SEC. 8. Certain amounts paid for physical activity, fitness, and exercise treated as amounts paid for medical care.

(a) In general.—Section 213(d)(1) of the Internal Revenue Code of 1986 is amended by striking “or” at the end of subparagraph (C), by striking the period at the end of subparagraph (D) and inserting “, or”, and by inserting after subparagraph (D) the following new subparagraph:

“(E) for qualified sports and fitness expenses.”.

(b) Qualified sports and fitness expenses.—Section 213(d) of such Code, as amended by this Act, is amended by adding at the end the following paragraph:

“(13) QUALIFIED SPORTS AND FITNESS EXPENSES.—

“(A) IN GENERAL.—The term ‘qualified sports and fitness expenses’ means amounts paid exclusively for the sole purpose of participating in a physical activity including—

“(i) for membership at a fitness facility,

“(ii) for participation or instruction in a program of physical exercise or physical activity, and

“(iii) for equipment for use in a program (including a self-directed program) of physical exercise or physical activity.

“(B) OVERALL DOLLAR LIMITATION.—The aggregate amount treated as qualified sports and fitness expenses with respect to any taxpayer for any taxable year shall not exceed $1,000 ($2,000 in the case of a joint return or a head of household (as defined in section 2(b))).

“(C) FITNESS FACILITY DEFINED.—For purposes of subparagraph (A)(i), the term ‘fitness facility’ means a facility—

“(i) providing instruction in a program of physical exercise, offering facilities for the preservation, maintenance, encouragement, or development of physical fitness, or serving as the site of such a program of a State or local government,

“(ii) which is not a private club owned and operated by its members,

“(iii) which does not offer golf, hunting, sailing, or riding facilities,

“(iv) whose health or fitness facility is not incidental to its overall function and purpose, and

“(v) which is fully compliant with the State of jurisdiction and Federal anti-discrimination laws.

“(D) TREATMENT OF EXERCISE VIDEOS, ETC.—Videos, books, and similar materials shall be treated as described in subparagraph (A)(ii) if the content of such materials constitute instruction in a program of physical exercise or physical activity.

“(E) LIMITATIONS RELATED TO SPORTS AND FITNESS EQUIPMENT.—Amounts paid for equipment described in subparagraph (A)(iii) shall be treated as a qualified sports and fitness expense only—

“(i) if such equipment is utilized exclusively for participation in fitness, exercise, sport, or other physical activity programs,

“(ii) if such equipment is not apparel or footwear, and

“(iii) in the case of any item of sports equipment (other than exercise equipment), with respect to so much of the amount paid for such item as does not exceed $250.

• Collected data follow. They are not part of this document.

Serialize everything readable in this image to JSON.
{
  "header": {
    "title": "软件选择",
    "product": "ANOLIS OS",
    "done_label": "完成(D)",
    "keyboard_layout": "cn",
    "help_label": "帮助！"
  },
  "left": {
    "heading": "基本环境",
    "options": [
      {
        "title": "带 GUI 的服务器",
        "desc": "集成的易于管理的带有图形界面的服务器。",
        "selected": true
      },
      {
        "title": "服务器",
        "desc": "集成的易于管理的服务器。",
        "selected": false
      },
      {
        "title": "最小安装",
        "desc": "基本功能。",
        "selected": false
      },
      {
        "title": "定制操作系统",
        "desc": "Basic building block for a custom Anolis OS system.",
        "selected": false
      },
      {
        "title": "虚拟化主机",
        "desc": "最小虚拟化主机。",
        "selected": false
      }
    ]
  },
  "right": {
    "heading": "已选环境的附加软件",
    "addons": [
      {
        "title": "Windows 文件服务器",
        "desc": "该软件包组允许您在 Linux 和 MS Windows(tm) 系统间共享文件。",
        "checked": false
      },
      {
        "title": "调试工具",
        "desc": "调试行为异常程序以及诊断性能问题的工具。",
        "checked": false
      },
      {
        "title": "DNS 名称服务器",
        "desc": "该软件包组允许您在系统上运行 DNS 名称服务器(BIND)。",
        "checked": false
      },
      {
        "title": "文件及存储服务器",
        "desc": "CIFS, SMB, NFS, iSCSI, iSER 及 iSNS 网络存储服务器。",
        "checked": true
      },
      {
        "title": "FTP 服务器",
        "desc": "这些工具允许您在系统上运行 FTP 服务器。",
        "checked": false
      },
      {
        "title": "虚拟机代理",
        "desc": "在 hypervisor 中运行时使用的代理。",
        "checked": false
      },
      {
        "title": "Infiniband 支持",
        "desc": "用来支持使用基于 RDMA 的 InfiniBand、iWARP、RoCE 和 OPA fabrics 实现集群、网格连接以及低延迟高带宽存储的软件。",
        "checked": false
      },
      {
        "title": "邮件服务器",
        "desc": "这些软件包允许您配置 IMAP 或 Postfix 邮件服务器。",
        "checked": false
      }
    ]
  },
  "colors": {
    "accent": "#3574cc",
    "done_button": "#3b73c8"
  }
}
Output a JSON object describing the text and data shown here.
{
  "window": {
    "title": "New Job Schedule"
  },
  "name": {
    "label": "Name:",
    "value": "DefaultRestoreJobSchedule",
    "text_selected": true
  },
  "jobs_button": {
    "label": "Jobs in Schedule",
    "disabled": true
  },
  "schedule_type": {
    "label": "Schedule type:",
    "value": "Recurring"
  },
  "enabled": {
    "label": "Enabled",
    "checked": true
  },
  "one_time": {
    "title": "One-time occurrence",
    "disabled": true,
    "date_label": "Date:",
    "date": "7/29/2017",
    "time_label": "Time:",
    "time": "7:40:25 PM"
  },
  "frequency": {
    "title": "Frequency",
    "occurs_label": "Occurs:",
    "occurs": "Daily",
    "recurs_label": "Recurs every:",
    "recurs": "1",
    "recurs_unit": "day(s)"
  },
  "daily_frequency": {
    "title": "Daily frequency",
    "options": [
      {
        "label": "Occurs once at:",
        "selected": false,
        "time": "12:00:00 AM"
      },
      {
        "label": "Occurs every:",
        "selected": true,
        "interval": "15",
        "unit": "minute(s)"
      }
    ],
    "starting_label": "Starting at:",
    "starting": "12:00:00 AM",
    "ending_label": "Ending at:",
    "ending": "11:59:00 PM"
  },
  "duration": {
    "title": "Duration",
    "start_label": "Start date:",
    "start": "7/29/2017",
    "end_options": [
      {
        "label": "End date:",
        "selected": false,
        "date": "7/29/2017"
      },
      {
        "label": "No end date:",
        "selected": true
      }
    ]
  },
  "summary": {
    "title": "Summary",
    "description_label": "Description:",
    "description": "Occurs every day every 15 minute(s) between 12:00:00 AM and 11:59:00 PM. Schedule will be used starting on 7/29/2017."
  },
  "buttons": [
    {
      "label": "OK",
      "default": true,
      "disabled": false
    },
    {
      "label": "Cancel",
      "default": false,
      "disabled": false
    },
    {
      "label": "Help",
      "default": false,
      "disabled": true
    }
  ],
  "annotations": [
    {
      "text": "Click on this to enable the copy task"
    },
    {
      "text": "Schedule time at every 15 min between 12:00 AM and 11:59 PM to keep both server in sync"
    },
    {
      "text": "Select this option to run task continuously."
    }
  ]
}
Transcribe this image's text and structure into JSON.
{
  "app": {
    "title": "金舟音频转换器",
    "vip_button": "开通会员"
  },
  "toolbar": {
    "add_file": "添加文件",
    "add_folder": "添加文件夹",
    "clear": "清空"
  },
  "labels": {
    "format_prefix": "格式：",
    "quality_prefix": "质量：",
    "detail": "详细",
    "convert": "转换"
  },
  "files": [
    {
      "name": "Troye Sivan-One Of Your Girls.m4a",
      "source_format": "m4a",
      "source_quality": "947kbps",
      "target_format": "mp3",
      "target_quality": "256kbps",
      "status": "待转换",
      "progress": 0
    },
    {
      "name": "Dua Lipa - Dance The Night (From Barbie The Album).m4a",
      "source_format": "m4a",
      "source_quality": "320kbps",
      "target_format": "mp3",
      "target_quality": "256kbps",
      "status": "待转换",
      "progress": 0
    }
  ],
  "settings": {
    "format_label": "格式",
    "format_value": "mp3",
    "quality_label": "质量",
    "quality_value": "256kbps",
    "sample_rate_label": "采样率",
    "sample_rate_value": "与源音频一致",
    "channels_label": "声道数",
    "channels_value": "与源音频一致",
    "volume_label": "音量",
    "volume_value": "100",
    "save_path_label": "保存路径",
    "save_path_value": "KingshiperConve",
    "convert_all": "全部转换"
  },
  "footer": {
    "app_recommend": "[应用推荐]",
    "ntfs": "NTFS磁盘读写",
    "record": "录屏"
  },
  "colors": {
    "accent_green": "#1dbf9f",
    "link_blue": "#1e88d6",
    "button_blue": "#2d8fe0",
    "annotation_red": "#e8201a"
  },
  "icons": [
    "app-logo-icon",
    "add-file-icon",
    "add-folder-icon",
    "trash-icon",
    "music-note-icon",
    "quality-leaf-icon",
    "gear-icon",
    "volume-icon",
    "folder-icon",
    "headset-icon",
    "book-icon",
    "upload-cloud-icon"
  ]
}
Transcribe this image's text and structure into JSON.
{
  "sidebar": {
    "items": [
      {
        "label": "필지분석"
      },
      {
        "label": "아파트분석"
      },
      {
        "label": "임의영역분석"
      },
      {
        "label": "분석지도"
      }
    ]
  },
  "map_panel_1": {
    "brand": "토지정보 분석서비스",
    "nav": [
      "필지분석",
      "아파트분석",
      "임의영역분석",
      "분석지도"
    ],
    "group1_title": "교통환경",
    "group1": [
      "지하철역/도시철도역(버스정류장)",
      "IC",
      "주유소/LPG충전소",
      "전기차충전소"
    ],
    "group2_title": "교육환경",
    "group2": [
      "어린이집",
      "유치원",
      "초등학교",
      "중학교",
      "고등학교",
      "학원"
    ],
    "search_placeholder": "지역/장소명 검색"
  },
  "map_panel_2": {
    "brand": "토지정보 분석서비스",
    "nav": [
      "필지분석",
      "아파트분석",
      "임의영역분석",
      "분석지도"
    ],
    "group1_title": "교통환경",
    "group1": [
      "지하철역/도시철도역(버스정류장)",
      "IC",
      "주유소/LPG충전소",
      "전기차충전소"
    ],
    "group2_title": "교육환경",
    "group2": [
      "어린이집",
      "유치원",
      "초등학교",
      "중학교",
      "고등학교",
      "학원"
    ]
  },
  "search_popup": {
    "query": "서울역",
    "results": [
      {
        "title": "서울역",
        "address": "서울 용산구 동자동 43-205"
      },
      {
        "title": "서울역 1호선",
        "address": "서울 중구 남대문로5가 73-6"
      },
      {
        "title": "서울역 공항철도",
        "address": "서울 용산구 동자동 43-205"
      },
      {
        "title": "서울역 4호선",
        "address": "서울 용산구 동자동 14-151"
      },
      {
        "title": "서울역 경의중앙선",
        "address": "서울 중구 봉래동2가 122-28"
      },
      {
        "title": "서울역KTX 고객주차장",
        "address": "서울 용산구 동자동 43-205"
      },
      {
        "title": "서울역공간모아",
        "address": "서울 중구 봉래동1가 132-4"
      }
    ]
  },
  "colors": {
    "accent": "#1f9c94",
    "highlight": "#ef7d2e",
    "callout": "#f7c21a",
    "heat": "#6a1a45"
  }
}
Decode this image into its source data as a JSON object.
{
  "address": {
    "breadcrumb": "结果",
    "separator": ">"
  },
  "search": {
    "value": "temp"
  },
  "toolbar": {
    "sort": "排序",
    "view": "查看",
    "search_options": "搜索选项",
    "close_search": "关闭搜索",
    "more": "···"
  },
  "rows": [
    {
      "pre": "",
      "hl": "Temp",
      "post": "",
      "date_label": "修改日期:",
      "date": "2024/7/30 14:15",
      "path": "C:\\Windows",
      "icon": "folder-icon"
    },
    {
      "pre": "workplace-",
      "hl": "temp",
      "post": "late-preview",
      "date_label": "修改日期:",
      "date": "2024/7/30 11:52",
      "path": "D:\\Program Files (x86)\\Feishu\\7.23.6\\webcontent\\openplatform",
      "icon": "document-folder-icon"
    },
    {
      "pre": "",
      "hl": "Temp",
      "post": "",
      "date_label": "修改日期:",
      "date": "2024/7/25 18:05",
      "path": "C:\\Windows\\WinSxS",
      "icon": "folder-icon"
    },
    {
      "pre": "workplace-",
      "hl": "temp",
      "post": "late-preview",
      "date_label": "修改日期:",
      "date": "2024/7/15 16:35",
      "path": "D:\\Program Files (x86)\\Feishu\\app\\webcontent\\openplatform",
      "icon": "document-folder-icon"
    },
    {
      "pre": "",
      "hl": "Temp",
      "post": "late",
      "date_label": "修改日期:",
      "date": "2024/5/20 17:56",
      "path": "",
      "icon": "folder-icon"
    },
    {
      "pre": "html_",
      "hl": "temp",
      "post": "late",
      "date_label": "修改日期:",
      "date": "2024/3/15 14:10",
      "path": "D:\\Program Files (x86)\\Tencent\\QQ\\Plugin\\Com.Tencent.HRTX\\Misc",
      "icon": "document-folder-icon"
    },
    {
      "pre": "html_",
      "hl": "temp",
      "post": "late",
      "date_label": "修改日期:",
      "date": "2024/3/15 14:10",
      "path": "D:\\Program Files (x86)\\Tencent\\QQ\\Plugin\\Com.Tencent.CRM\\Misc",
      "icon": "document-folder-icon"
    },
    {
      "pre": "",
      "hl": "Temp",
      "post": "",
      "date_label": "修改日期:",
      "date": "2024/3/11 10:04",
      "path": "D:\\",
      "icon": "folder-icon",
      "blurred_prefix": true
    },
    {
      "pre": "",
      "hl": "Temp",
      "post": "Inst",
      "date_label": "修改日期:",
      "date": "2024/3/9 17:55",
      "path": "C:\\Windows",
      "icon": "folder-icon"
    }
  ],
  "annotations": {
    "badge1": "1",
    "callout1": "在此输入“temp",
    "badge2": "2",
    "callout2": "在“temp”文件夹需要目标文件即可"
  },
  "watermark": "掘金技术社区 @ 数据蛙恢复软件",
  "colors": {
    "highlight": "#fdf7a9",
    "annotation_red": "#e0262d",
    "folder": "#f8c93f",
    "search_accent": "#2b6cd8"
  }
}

“(F) PROGRAMS WHICH INCLUDE COMPONENTS OTHER THAN PHYSICAL EXERCISE AND PHYSICAL ACTIVITY.—Rules similar to the rules of section 213(d)(6) shall apply in the case of any program that includes physical exercise or physical activity and also other components. For purposes of the preceding sentence, travel and accommodations shall be treated as an other component.”.

(c) Effective date.—The amendments made by this section shall apply to taxable years beginning after the date of the enactment of this Act.